Used test: Suzuki Vitara vs Volkswagen T-Cross interiors
You could save yourself thousands on either of these small SUVs by buying them at a year old. We've put them head to head to see which is the better buy...
Driving position, visibility, build quality, practicality
These cars may be labelled small SUVs, but just how high do you sit in them? Well, measured from the same point, where your hip comes up to on the seatback with the seat as low as it can go, the Vitara positions you nearly 60mm higher than the T-Cross, helping to make it the easier car to see out of.
Visibility is also poorer in the T-Cross because it has thicker rear pillars than its rival, and to handicap it further it didn’t come with any standard reversing aids when it was new.
Both cars offer a good range of seat adjustment, although the T-Cross scores bonus points by having adjustable lumbar support. The Vitara’s seat has rather flimsy side bolsters, too, so you flop around through corners.
The T-Cross’s interior is quite upmarket inside, by the standards of small SUVs, and you also get a sliding and tilting central armrest. Our test car had been specified with the Design Pack (a popular option), which includes tinted rear windows and colourful inserts on the dash and centre console (in orange, green or black, with matching wheels).
While the Vitara has a nice soft-touch dashboard, the rest of its plastics don't feel as sturdy as the T-Cross's, although again you get a sliding central armrest to make long journeys a bit comfier.
The Vitara’s infotainment system is very out of date, with simplistic graphics and small icons that are hard to hit on the move. The 7.0in touchscreen is mounted rather low on the dashboard, too, and changing volume via the touch-sensitive slider on the far left is a faff; fortunately, you can also do this via buttons on the steering wheel. At least the system is fairly responsive and has both Apple CarPlay and Android Auto smartphone mirroring.

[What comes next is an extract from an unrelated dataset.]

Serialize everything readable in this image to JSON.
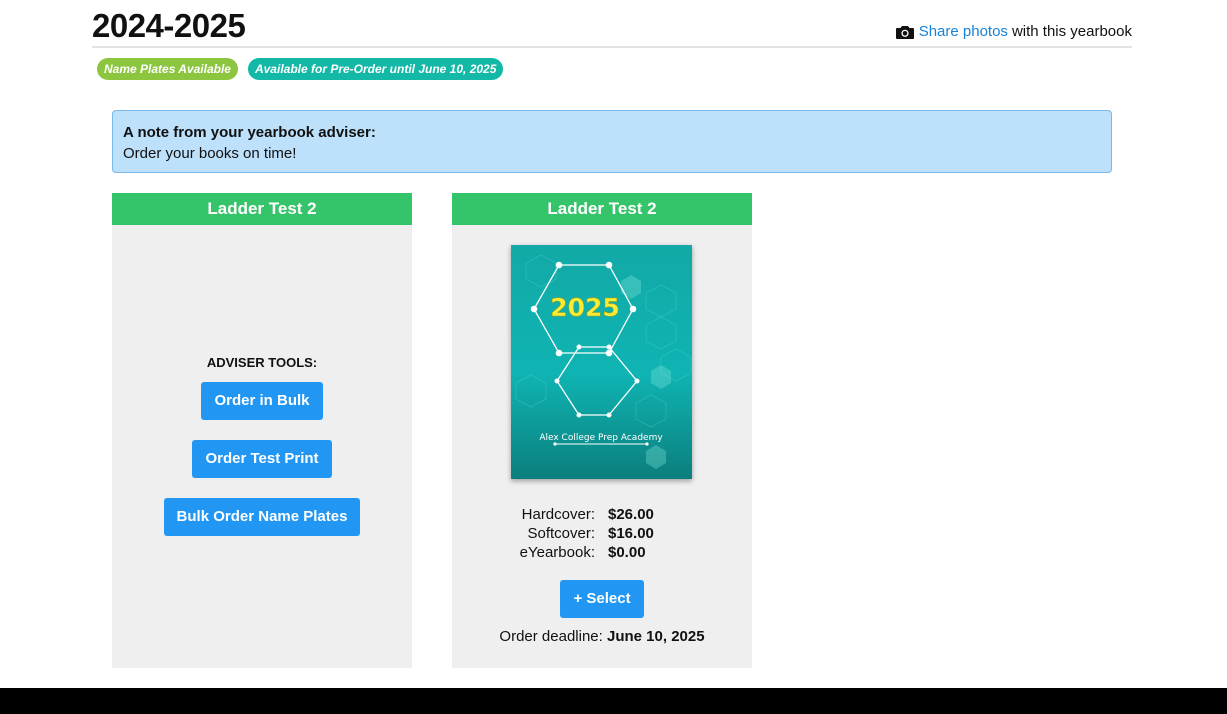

In SE trim, the T-Cross doesn't have sat-nav, but again Apple CarPlay and Android Auto are standard, so you can use your phone’s navigation app. The screen is mounted high up and has big icons, so it’s easier to use on the move, while shortcut buttons at the sides make navigating between menus quicker.
Small though these two cars may be, even 6ft-plus adults will have no trouble fitting into the front of them, with the T-Cross offering marginally more head and leg room up.
In the rear, meanwhile, the T-Cross has a trick up its sleeve: a sliding bench. This means you can prioritise boot space or leg room, depending on your needs. With it slid all the way forwards, you’ll only really get kids in the rear, but slide it all the way back and it equals the Vitara for leg room.
The Vitara and T-Cross are also tied for rear head room and interior width, with both proving big enough to get a six-footer back there even with another in the front. They’re both a squeeze for three adults abreast, though.
When it comes to oddment storage, the T-Cross has good-sized door pockets front and rear that can swallow a litre bottle of water. The Vitara's pockets are smaller, but it makes up for this with the bigger cupholders and armrest cubby.
The Vitara has the edge when it comes to boot space, too (at least when the T-Cross's rear seats are slid all the way back). Although both cars can swallow five suitcases, the Vitara’s boot is very nearly big enough to swallow a sixth, with the parcel shelf only slightly lifted if you attempt it.
Still, both cars have a height-adjustable boot floor as standard, and while you don’t get remote rear-seat releases for folding them, it’s easy enough to reach the catches next to the rear head restraints in either car.
Once the rear seatbacks (split 60/40 in both cars) are folded down, the T-Cross has a virtually flat extended load area with its boot floor in the highest position. Although the Vitara has a two-position boot floor, you’re still left with a bit of an incline.